Analysis of fhbB expression using RT-PCR. Real-time RT-PCR analyses were performed as described in the text. (A) Data for strains 35405, GM-1, and 33520. (B) RT-PCR performed to assess fhbB expression by strain 35405 grown in either NOS or OMIZ medium. The amplicons were analyzed by agarose gel electrophoresis in 2% MetaPhor agarose gels.
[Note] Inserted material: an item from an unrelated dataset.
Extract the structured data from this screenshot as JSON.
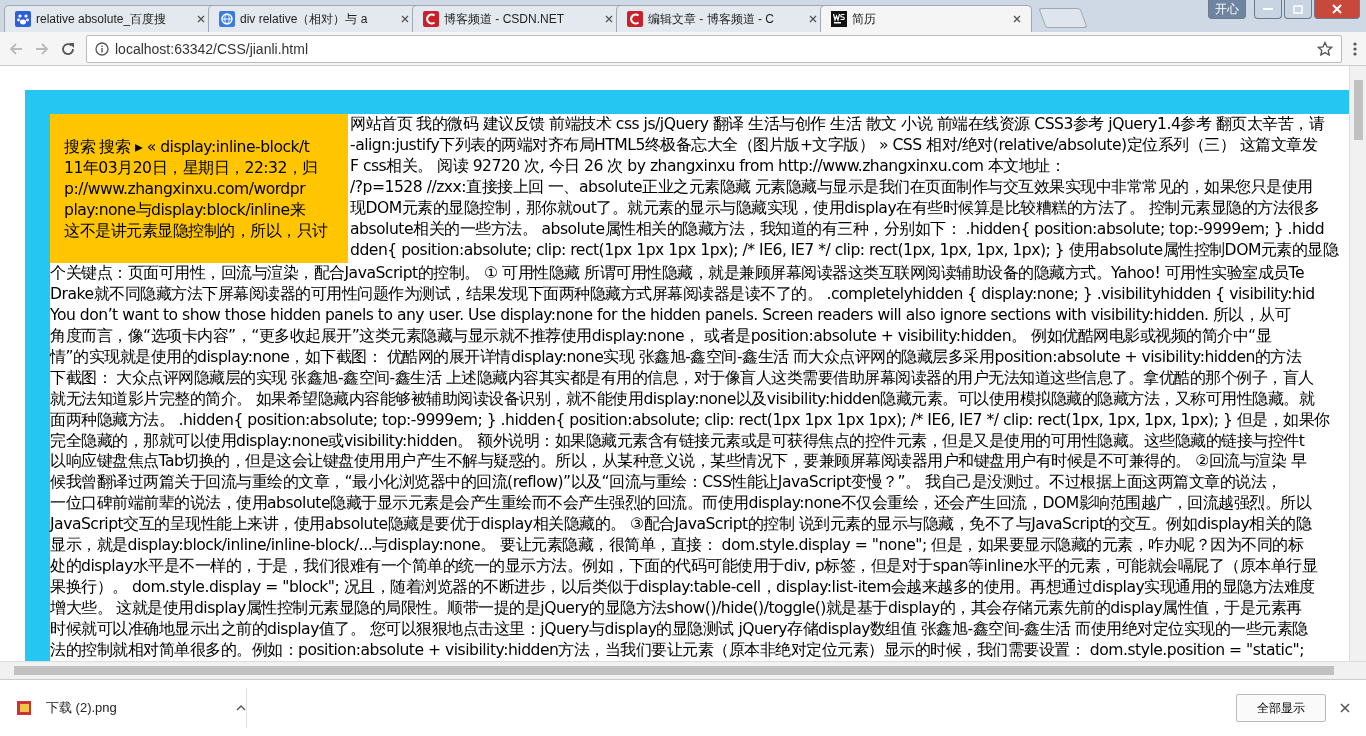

Identification of the gene encoding FhbB is an important step that will facilitate future analyses of the role of FHL-1 binding in T. denticola pathogenesis. The importance of FH and/or FHL-1 binding as a microbial virulence mechanism is becoming increasingly apparent. Numerous viruses, parasites, and bacteria, including several spirochetes, exploit FH and/or FHL-1 binding as a means of facilitating C3b cleavage and hence immune evasion (1, 6, 7, 10, 12-14, 16, 19, 25, 26, 28-32, 35-37). However, we previously demonstrated that while T. denticola cleaves C3b, this activity is not dependent on FHL-1 binding (25). C3b cleavage by T. denticola appears to be due to dentilisin, a chymotrypsin-like protease which is one of several identified proteases produced by T. denticola (47). FHL-1 binding may instead be more important in adherence and tissue invasion, as has been demonstrated for some streptococci (35) and Actinobacillus (4). We previously demonstrated that T. denticola binds to SCR7 of FHL-1. Our hypothesis is that T. denticola binds primarily to cell- or ECM-anchored FHL-1, an interaction mediated by the RGD motif contained in SCR4, via FhbB. The outcome of this interaction may facilitate biofilm and plaque formation and thus development and progression of periodontal disease. Future analyses will seek to test this hypothesis.

The GenBank accession numbers for sequences determined for this study are EF032155 and EF032156.